Последний оратор, второй пилот, до сих пор носивший на воротничке три круга, удивился:
— С чего бы это? Откуда тебе-то знать, коротышка?
— Я побольше вашего знаю. Позвольте представиться: сенатор Оллендорф от провинции Куи-Куи. Во-первых, воинская повинность нам не нужна; сам характер нашего конфликта с Федерацией не требует большой армии. Во-вторых, у нашего народа не тот темперамент, чтобы мириться с повинностью. В ходе процесса выборочной иммиграции здесь у нас на Венере сложилась нация упрямых индивидуалистов, почти анархистов. Они не примут принудительного призыва. В-третьих, налогоплательщики не одобрят большую армию; у нас и так больше добровольцев, чем мы можем содержать. И наконец, я и мои коллеги собираемся похоронить проект, соотношением голосов три к одному.
— Послушайте, любезный, — словно жалуясь, спросил пилот, — зачем было называть три первые причины?

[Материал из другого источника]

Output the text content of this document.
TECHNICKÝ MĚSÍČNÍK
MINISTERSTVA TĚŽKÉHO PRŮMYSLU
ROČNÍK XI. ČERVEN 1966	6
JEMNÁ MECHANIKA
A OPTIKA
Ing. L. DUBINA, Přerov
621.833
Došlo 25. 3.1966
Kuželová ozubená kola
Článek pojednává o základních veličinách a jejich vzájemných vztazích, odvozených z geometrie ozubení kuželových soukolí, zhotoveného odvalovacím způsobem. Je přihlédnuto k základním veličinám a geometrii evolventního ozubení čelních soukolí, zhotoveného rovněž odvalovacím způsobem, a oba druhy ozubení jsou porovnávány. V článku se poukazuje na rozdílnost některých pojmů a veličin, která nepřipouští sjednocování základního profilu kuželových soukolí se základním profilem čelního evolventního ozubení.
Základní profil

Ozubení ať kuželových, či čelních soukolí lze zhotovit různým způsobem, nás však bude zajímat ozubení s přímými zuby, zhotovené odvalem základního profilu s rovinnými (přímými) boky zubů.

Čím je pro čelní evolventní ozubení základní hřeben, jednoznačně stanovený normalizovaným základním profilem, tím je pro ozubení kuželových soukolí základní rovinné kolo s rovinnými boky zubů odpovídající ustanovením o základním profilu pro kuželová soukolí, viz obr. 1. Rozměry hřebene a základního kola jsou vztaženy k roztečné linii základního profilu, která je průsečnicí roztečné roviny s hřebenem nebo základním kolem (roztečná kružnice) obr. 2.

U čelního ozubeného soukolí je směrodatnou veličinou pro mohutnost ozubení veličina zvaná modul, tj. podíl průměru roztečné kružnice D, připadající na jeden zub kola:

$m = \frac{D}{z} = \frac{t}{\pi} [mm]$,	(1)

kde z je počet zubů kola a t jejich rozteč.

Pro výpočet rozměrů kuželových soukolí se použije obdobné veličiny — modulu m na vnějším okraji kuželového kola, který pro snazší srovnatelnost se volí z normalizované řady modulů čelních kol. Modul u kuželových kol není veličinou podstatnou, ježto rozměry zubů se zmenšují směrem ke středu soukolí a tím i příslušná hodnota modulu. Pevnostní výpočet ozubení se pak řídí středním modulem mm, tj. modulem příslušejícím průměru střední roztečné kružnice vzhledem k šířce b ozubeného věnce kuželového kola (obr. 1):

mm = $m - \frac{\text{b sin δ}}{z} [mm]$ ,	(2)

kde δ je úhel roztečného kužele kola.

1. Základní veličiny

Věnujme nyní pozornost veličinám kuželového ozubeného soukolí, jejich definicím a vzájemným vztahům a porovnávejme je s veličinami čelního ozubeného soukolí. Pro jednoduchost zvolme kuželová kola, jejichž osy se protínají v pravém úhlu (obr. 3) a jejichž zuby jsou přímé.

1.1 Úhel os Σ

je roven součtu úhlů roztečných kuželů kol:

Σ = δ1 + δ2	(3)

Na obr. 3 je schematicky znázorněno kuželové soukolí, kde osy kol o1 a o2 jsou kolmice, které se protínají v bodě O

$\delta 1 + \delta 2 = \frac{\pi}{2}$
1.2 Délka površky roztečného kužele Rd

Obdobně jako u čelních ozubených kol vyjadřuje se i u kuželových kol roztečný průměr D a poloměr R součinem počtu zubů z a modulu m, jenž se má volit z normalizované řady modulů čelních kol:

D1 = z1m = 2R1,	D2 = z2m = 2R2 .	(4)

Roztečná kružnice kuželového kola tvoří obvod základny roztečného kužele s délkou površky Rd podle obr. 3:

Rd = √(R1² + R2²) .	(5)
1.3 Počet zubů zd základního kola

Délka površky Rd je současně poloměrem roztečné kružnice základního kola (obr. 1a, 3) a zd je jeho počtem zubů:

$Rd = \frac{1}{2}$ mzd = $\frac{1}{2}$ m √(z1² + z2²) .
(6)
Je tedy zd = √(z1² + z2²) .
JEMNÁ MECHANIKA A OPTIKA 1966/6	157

— Я просто репетировал свою завтрашнюю речь, — ответил сенатор. — Кстати, сэр, если вы так уж болеете за призыв, то отчего вы не вступили в Космическую гвардию? Вас бы наверняка взяли.
— Что ж, я отвечу — так же, как ответили вы. Первое, или во-первых, я — не местный, так что война эта не моя. Во-вторых, сейчас у меня первый отпуск с тех пор, как прекратили полеты кораблей класса «Комета». А в-третьих — я завербовался вчера и теперь пропиваю свой аванс. С вас довольно?
— Разумеется, сэр! Позвольте вас угостить.
— Вам следовало бы знать, что старый Чарли подает только кофе. Так что возьмите чашку и расскажите, что творится на Губернаторском острове. Нам хотелось бы получить сведения из первых рук.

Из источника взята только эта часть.